Keyword: Folklore, Hermeneutics, Cultural Heritage, Generational Values, Contemporary Relevance
Pendahuluan
Penelitian ini berupaya menjawab lemahnya kesukaan generasi muda terhadap lokalitas (kekayaan pengetahuan luhur dari cerita-cerita rakyat) yang ada di Sidoarjo. Hasil penelitian melalui bedah makna semiotik dari cerita-cerita rakyat yang ada di 4 (empat) desa di Sidoarjo akan ditampilkan dalam bentuk video puisi. Penelitian ini merupakan lanjutan dari penelitian PSPB tahun 2022 bersubjek cerita rakyat di Sidoarjo. Cerita rakyat sering pahami sebagai mitos belaka, pengantar tidur anak-anak dan dilupakan begitu saja ketika mereka dewasa dan terbangun dari mimpimya. Manusia dewasa dihadapkan pada permasalahan sosial, sehingga upaya pencarian solusi selalu menjadi aktivitas rutin manusia dewasa selama ia mampu berpikir. Pemikiran tentang kajian mitos yang tersimpan dalam cerita dari desa-desa di Sidoarjo di bawah ini merupakan bagian pencarian solusi, utamanya solusi keadilan sosial bagi seluruh rakyat lndonesia. Pemaknaan mitos dari desa-desa di Sidoarjo masih menjadi masalah yang perlu digali berdasarkan logika. Roland Barthes mengatakan “Mitos adalah suatu nilai”, nilai tersebut dapat disesuaikan dengan kondisi masayarakat dalam ruang dan waktu yang berbeda. Konsep mitos dapat berubah, dapat dibuat kembali, dapat terurai, dapat juga hilang sama sekali [1] .

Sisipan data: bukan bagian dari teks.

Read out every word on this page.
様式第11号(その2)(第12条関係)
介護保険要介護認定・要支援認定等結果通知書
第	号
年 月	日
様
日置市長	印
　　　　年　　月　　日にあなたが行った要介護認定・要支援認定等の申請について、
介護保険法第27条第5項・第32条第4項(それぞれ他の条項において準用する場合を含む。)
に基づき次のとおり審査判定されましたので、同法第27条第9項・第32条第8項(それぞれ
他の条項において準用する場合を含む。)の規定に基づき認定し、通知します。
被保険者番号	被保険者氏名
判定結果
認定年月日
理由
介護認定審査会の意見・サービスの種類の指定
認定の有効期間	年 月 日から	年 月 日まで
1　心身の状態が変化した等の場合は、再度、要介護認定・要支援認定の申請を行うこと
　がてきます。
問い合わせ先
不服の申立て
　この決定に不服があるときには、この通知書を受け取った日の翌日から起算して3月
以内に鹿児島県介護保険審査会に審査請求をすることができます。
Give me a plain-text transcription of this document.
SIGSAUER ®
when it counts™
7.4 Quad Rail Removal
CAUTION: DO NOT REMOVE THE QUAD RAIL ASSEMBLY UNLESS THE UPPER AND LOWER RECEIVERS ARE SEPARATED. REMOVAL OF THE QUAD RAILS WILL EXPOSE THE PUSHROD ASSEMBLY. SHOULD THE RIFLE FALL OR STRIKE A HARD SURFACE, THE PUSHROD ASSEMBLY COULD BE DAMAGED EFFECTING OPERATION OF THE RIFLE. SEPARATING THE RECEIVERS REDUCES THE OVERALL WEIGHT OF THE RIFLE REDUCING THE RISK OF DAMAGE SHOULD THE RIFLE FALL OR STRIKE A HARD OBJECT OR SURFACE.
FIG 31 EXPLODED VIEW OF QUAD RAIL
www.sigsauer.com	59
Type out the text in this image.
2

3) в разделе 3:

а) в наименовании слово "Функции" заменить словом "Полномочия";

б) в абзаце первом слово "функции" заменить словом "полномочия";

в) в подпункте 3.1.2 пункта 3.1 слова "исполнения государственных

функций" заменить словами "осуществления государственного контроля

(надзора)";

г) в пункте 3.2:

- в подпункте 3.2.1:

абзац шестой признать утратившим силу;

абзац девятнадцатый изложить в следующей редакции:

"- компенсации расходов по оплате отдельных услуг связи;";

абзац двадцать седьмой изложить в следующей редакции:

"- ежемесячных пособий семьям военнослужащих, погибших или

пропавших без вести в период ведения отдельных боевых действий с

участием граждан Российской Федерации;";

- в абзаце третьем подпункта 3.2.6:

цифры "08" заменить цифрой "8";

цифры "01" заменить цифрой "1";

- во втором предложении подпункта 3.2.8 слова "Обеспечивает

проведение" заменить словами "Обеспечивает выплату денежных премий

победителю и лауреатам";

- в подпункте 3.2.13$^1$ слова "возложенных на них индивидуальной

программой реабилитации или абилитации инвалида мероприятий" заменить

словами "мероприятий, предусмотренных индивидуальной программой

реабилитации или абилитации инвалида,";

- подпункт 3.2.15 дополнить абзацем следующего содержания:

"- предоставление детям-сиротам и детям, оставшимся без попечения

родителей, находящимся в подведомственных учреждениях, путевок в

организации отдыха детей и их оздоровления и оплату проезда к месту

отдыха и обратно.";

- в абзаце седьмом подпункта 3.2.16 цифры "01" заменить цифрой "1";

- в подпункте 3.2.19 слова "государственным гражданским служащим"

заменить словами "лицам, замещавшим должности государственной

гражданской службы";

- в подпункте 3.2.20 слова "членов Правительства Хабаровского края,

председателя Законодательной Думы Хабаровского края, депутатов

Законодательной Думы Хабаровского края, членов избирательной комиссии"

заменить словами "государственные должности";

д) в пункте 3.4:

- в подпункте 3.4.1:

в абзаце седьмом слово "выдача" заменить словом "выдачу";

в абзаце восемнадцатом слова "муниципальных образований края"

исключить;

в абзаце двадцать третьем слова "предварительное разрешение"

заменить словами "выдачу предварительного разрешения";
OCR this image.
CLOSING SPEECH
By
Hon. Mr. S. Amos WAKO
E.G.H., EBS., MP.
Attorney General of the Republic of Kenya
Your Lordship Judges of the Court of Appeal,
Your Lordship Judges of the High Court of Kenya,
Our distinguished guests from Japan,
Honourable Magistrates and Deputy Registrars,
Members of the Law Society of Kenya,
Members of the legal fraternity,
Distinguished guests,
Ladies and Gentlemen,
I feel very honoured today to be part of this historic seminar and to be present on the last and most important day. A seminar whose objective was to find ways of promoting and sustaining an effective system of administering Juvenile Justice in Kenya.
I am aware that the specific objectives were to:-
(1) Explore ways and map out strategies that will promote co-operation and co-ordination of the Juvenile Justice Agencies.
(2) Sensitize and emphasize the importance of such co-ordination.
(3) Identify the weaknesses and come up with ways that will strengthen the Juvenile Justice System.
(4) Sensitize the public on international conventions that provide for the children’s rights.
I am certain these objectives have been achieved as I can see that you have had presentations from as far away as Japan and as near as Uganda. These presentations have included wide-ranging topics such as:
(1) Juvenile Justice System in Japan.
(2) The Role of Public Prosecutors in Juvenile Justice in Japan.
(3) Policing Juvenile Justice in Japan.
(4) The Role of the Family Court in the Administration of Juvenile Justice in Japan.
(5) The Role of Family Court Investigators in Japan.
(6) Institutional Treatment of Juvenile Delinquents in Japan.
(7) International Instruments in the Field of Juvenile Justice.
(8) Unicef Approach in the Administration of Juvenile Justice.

Penafsiran dan penerapan nilai-nilai kehidupan yang tersimpan dalam mitos cerita rakyat di Sidoarjo haruslah disesuaikan dengan konteks sosial masyarakat masakini, diuraikan maknanya, dan harus dijaga sebagai kearifan lokal yang paling sesuai dengan kondisi masyarakat lndonesia. Nasrullah menjelaskan bahwa tiap wilayah bahasa masyarakat lndonesia memiliki logika bahasa masing-masing sesuai dengan fungsi budayanya, dan akan disesuaikan dengan kondisi sosiokebahasaannya [2]. Ekspresi budaya masyarakat di setiap ditafsirkan mempunyai karakter keadilan sosial yang beragam sesuai kebutuhannya. Penelitian ini ditujukan sebagai praktik visualisasi cerita rakyat dalam video puisi yang konsisten dengan filsafat estetika.
Belajar dari kearifan lokal yang sudah ada dan diwariskan secara luhur oleh nenek moyang bangsa lndonesia adalah suatu konsep penting dan harus dilakukan. Pembelajaran tersebut dapat memupuk rasa bangga dan rasa percaya diri bahwa bangsa lndonesia merupakan bangsa yang besar. Di Sidoarjo pernah menjadi pusat kejayaan Nusantara pada masa Airlangga dengan negeroi besar Kahuripan. Simbol-simbol yang diwariskan sejak masa Kahuripan disajikan dalam bentuk cerita rakyat yang masih sangat perlu dikaji dan disajikan sesuai dengan tren kegemaran generasi masa kini.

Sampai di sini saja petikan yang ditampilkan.